The good news is, in the absence of fit testing, wearing an N95 respirator as a high-performance face covering is an excellent upgrade to cloth face coverings most people have been using to protect against COVID-19.

The key is wearing it properly to help ensure the air you’re breathing is being filtered. Here are a few tips to help you optimize your high-performance face covering:

  1. Seal the deal

The first and most important step in properly using a high-performance face covering is to get as tight of a seal as you can.
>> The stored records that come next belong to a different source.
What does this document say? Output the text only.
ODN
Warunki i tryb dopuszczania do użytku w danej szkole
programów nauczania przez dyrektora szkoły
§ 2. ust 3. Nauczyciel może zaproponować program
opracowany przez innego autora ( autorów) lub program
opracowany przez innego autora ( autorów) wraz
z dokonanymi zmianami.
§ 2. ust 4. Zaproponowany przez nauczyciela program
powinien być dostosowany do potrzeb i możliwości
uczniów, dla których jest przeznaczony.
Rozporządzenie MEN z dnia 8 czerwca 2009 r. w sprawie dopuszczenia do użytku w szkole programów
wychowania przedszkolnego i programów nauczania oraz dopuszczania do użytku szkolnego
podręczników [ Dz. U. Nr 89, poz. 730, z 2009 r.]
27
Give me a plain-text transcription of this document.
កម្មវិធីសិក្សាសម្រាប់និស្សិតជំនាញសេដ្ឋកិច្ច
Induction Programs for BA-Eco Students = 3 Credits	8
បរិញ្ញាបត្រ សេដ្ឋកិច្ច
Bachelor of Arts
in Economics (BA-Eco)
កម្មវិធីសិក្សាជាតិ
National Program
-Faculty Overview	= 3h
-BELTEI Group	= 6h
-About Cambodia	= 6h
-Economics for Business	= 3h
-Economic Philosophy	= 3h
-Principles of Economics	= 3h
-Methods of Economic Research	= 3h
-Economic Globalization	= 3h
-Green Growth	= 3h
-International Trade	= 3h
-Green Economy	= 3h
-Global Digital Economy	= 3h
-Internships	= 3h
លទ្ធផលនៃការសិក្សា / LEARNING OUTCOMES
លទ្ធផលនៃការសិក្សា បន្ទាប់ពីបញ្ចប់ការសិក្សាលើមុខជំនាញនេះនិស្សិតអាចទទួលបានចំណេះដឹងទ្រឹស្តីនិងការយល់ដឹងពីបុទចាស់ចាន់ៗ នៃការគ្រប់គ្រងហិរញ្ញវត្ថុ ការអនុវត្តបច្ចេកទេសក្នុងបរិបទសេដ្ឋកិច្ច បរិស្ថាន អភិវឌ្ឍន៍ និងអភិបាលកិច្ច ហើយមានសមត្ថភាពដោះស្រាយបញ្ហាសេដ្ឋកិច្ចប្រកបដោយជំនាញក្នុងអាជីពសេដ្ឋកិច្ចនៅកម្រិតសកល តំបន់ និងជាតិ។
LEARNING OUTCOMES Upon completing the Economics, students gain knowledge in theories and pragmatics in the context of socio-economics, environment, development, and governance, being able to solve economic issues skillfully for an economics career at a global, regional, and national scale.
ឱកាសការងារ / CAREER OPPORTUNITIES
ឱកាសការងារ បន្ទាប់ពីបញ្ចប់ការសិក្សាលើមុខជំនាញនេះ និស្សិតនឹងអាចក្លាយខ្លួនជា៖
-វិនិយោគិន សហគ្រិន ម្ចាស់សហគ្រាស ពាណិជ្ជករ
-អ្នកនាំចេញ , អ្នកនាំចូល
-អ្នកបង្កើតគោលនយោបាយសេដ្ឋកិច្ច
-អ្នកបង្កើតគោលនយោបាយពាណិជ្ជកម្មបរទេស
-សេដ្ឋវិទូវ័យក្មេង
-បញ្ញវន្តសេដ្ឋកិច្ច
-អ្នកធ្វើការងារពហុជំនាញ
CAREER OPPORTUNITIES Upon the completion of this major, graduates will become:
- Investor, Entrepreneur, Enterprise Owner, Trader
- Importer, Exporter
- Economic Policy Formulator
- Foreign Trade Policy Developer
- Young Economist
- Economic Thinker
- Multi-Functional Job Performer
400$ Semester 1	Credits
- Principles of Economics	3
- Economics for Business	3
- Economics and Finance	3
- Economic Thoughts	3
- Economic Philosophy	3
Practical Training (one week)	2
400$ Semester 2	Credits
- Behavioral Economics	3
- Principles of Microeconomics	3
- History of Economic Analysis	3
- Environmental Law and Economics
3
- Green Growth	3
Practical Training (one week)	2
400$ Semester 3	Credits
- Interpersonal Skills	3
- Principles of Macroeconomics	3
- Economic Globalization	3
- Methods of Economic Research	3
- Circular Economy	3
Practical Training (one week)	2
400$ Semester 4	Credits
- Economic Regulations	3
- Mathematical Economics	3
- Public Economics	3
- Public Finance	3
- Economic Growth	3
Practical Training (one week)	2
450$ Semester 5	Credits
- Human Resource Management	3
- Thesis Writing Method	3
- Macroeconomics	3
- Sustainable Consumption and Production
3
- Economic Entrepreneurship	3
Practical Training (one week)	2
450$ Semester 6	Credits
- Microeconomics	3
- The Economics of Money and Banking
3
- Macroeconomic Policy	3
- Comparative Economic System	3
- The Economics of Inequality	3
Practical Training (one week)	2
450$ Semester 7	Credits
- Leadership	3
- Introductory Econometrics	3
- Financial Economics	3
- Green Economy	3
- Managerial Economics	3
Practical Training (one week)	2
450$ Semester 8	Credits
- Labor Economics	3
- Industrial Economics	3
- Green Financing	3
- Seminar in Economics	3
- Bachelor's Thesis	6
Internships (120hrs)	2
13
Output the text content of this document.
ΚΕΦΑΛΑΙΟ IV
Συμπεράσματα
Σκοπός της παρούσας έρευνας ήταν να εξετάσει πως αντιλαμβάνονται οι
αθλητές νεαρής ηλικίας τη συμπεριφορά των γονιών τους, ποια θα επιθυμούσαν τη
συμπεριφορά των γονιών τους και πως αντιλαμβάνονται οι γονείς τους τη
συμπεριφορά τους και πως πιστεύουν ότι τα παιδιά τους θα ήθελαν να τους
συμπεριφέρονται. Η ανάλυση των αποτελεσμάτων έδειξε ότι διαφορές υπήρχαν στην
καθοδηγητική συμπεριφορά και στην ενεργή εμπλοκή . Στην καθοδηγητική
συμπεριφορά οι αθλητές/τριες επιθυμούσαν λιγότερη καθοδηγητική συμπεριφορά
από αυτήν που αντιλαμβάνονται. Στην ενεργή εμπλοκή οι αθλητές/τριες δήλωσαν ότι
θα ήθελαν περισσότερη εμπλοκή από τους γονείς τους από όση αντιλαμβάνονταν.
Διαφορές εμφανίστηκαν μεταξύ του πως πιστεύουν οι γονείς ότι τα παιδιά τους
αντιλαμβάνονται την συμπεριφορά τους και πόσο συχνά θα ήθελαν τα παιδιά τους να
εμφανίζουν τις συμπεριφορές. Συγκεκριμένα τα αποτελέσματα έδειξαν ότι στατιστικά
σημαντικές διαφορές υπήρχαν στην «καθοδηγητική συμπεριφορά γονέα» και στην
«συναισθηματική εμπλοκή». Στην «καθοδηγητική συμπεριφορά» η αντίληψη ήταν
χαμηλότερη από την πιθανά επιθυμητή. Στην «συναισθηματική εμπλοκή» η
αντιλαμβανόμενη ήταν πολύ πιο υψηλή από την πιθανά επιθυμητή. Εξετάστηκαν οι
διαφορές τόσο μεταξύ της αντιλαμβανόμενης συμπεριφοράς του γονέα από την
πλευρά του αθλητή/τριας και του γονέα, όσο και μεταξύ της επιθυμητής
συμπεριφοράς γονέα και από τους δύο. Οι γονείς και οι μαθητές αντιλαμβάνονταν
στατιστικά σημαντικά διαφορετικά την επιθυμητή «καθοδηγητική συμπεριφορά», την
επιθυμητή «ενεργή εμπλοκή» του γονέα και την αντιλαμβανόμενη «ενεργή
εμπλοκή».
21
First, mold the nose piece around the contours of your nose to create a formable seal around your nose. A good test for air leakage around the nose is to put on a pair of glasses or sunglasses. If they fog up, the best possible seal has not been made. Reducing foggy glasses is an added side benefit to upping your face covering game.

  1. Shear the beard

Next, ensure you have a tight fit below your chin and around the sides of your jaw. For those with luscious beards, I’m sorry, you will not be able to achieve a proper seal over facial hair. It’s simply not possible. So, if you are serious about achieving a proper seal, a clean shave is the way to go.

  1. Wear both straps properly

High performance face coverings include two straps. Make sure to use both straps, one positioned on the crown of the head; the lower strap should be positioned below the ears. Ensure the straps aren’t twisted.

  1. Comfort is king

Another important factor in achieving the best protection possible is to ensure the face covering is comfortable. If it’s not comfortable, you will have the urge to adjust and fidget with it. Touching your face covering while wearing it could affect the seal.

Before you venture into a public space, be sure to put your face covering on ahead of time, get your seal tight and resist the urge to touch your face.

  1. Feel the filtration

When you have achieved a proper fit with a high-performance face covering you will notice the difference. It will feel different to breathe than when wearing a medical or cloth mask. This means your air is being pulled through the filter instead of entering and escaping through all the gaps when the face covering does not have a proper seal around your face.